Dialogare, però, significa in primo luogo entrare in relazione con le culture e con le religioni. Ciò è diventato tanto più inevitabile in un mondo che, rimpicciolito dalla globalizzazione, ha manifestato tutta la sua varietà religiosa e tutta la sua complessità. Una missione cristiana monotona, espressione di un solo punto di vista, di un solo linguaggio, di una sola prospettiva, di una sola sensibilità, di una sola cultura, non sarebbe in grado di dare agli uomini che abitano un mondo così articolato e complesso quella pienezza di senso che essi cercano.

È questo il motivo per il quale la missiologia attuale critica apertamente la missiologia del passato, che pretendeva di essere universale universalizzando una teologia elaborata solo a livello locale, nel caso specifico nel contesto dell’Europa. Oggi, in presenza di un maggiore rispetto dell’alterità, e con il recente apprezzamento dei valori del dialogo, è nata quasi in modo spontaneo la necessità di creare una teologia interculturale. Senza di essa, del resto, sarà difficile per la Chiesa riuscire a difendersi dall’accusa di neocolonialismo o di cripto razzismo culturale. Si capisce, pertanto, come mai − molto più di altre discipline − la missiologia richieda una miscela di umiltà e audacia, ma anche profonda e autentica spiritualità, perché solo Spirito apre orizzonti insperati e arriva dove la dialettica della ragione non può arrivare.

Una distinzione feconda

Per elaborare una teologia interculturale, e più in generale una nuova teologia della missione, risulta fecondo valorizzare la distinzione proposta da Bernard Lonergan tra cultura classica e cultura empirica. Fino a tempi recentissimi, la teologia si è ancorata a una concezione classicista di cultura. La missiologia contemporanea, invece, sta imparando a coltivare un concetto empirista di cultura, intesa come complesso di significati e valori che informano un modo di vita. È chiaro, rispetto alla distinzione richiamata, che se si concepisce la cultura in modo empirico, anziché classico, il dialogo diventa più facile, perché quel modello, a differenza di quello classico, è ugualitario. Esso non è normativo, non è universale e non considera una determinata cultura una sorta di conquista permanente e immodificabile.

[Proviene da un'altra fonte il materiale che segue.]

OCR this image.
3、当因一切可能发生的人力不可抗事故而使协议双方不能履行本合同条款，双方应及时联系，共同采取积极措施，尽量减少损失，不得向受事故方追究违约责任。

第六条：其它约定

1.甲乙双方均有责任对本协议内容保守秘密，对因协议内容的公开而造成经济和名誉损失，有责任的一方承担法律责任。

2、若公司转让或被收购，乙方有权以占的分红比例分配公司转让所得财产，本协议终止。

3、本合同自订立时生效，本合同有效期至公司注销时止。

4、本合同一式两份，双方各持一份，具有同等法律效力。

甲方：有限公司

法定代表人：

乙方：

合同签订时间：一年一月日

Una missiologia basata sul modello empirista di cultura, risulta dunque maggiormente dinamica e flessibile, oltreché dialogica. Essa rende molto più facile l’inculturazione perché non prende la forma di un’imposizione culturale, ma di un inserimento e di un adattamento alle dinamiche di vita e di senso che sono proprie ad altre società. Rispetto a questo obiettivo, la consapevolezza di massima che sempre deve accompagnare il lavoro missionario, è che il Vangelo non incontra mai un popolo nel vuoto, ed occorre entrare nella cultura di quel popolo come in un giardino.

Come inculturare il Vangelo, quindi, non è un tema periferico o il cliché di un club di teologi progressisti, ma l’orizzonte su cui si decide il destino della Chiesa. Essa è la questione più rilevante dell’evangelizzazione contemporanea, perché dal fallimento o dal successo dell’inculturazione dipende il futuro dello stesso cristianesimo. Tuttavia, come scriveva Giovanni Paolo II riflettendo su queste tematiche, l’inculturazione non è solo un cammino lento, ma è anche un processo difficile che produce sofferenza.

Ciò lo si evince anche dai cambiamenti lessicali. Il termine “in-culturazione”, ad esempio, negli ultimi anni appare viepiù inadeguato ed è oggi in via di superamento. Il prefisso “in”, infatti, risente della preposizione “ad”, e rinvia a un “andare verso” da una determinata posizione, rappresentata ovviamente dal cristianesimo così come si è sviluppato in Occidente. Questa visione, però, al netto del fatto che le basi giudaiche non sono relativizzabili, è saltata sia su un piano teologico sia su un piano storico.

Sul piano teologico, questa prospettiva non regge più da quando il Concilio ha affermato che nelle altre civiltà religiose sono presenti semi del Verbo e raggi della Verità. Sul piano storico, invece, non regge da quando la maggioranza dei cattolici non è più in Europa, e digitalizzazione, globalizzazione e immigrazione hanno mutato tutte le società del globo terrestre. Il termine “ad-gentes” dovrebbe essere sostituito con “inter-gentes”, mentre il termine “in-culturazione” deve essere sostituito con “inter-culturalità”. Quest’ultimo concetto, rende meglio l’idea dello scambio reciproco e del muto beneficio, oltre al fatto che, oggettivamente, nelle società odierne sperimentiamo da tempo un meticciato etnico, linguistico, culturale, religioso e teologico.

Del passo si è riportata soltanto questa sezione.